I had a crazy thought pop into my head today while I was in the shower. I had just gotten back from my Bible study (after staying late and talking about anything and everything to the wonderful woman who is leading it), and was thinking about the things I had learned tonight, over the past few weeks and even months. And all of a sudden, this thought popped into my head: "write a blog about it." I took an extra-long shower, trying to erase the thought from my mind, trying to convince myself that it was crazy. I don't even like blogging! I made myself do it while I was in Spain (laurenpfenner.blogspot.com), but that was only because it was the easiest way to tell my family what I was up to, and they were dying to know. But write a blog, all on my own, with no real "reason" to?? It was the topic that especially threw me for a loop. This persistent, annoying voice that wouldn't go away was telling me to write a daily blog about what God is teaching me in my life. I came up with so many excuses. But what will people think? What if I don't have time to write every day? What if I don't learn something every day? What if, what if, what if....but the thought wouldn't go away. I kept thinking of the movie Julie and Julia, in which the character embarks on a year-long blog to chronicle her cooking exploits. She says that if she doesn't have a time limit and an audience to keep her accountable, the blog will never happen. Well, I kept thinking that, as much as I may want to grow in the Lord, if I don't force myself to have daily accountability, I will not grow nearly as much as I could. And so, after hours of trying to argue myself out of this crazy idea of writing a blog every single day, here I am writing a blog. Life's full of surprises, isn't it? :)

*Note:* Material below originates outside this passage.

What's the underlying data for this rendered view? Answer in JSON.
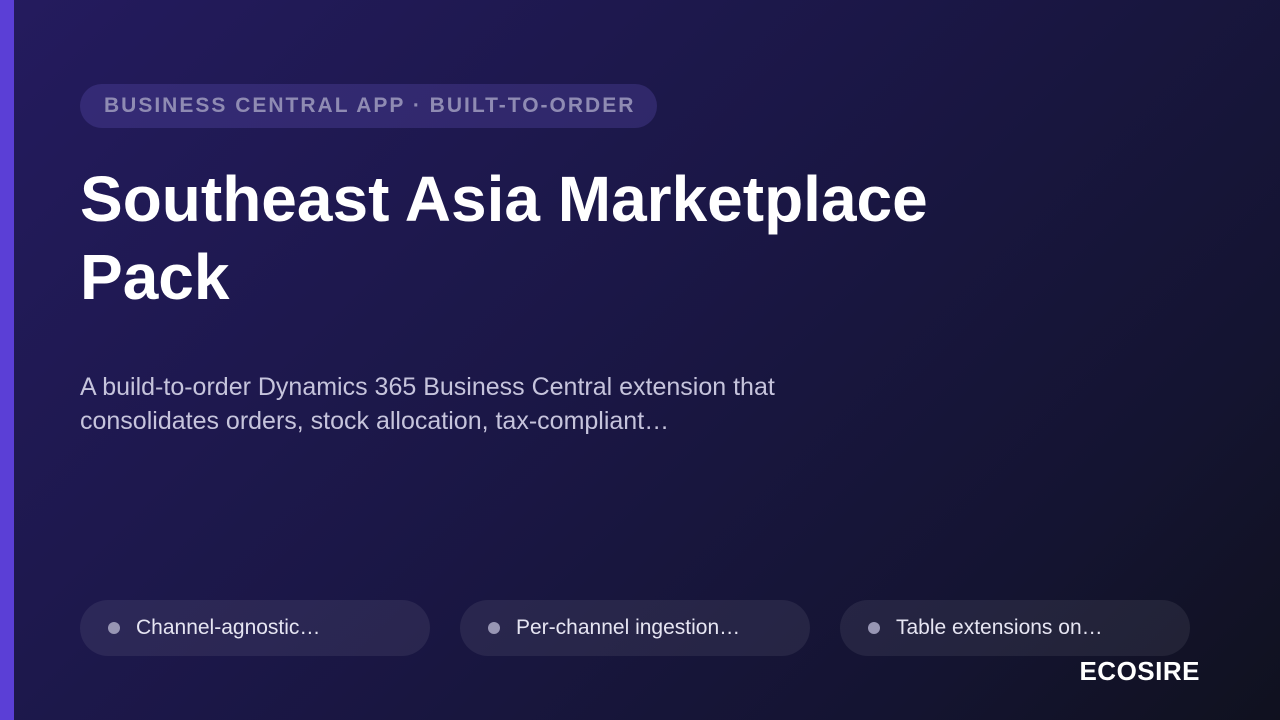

So here's my nugget for the day: do crazy things for God. I don't know where this blog will take me. Honestly, I don't know how consistently I will be able to write in it every day. But I do know that this is the first impulsive thing I've done after being nudged by the Spirit in a very long time, and I'm also more excited about God's going to do through this than I have been in a while. And I also know that God is a mysterious God, and often works in ways that are completely unfathomable to us. So just...jump in! If He's asking you to do something crazy, just do it! Trust God, take a deep breath, and make the plunge! God is a God of many things, but He is not one who disappoints.

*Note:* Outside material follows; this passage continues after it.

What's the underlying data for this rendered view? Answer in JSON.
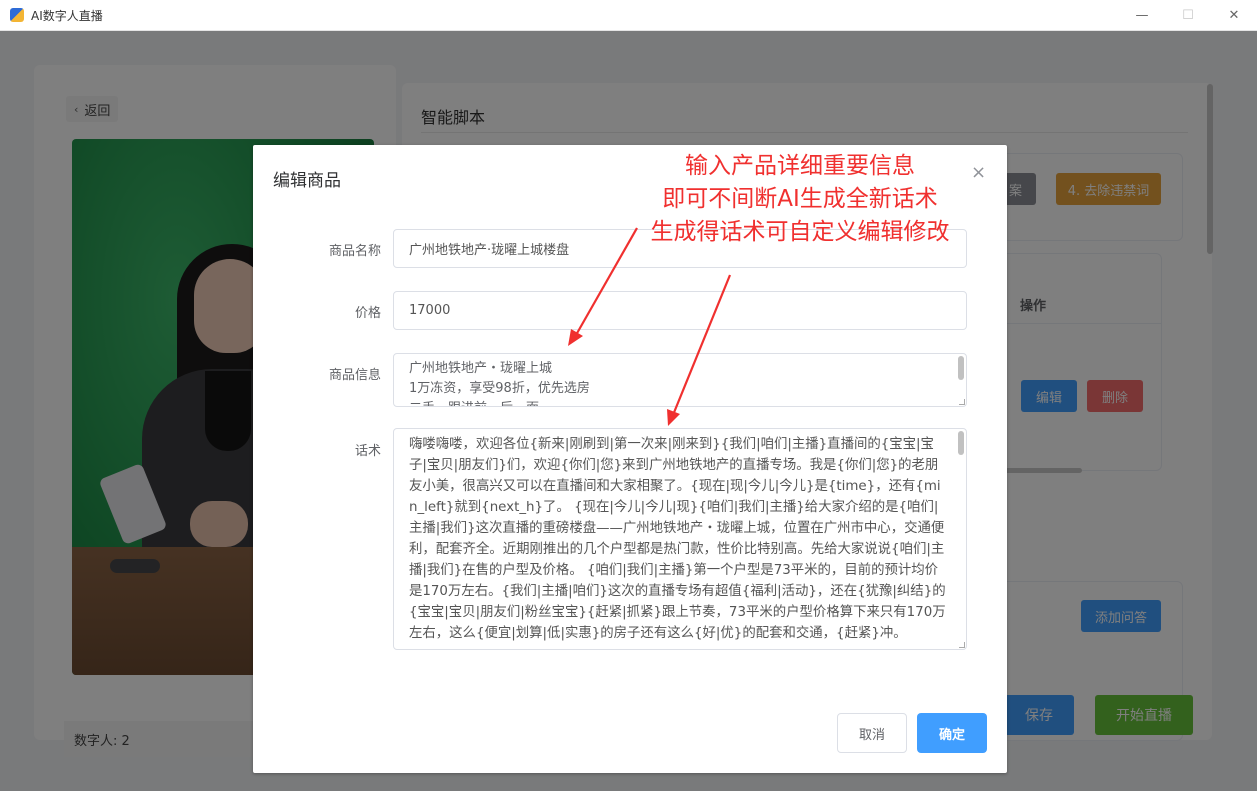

Please don't misunderstand me: this is not a "pay attention to Lauren" blog. I was accused while writing my last blog of writing it simply because I wanted to be in the limelight...that is not the point of this blog. If no one ever makes a comment on it, never mentions reading it, or never even reads it at all, that's ok with me. This blog is an act of obedience for me. It is a daily worship of the Almighty Lord God, a daily remembrance of how big and wonderful He truly is. But if you'd like to come along with me on the journey, you're more than welcome to do so!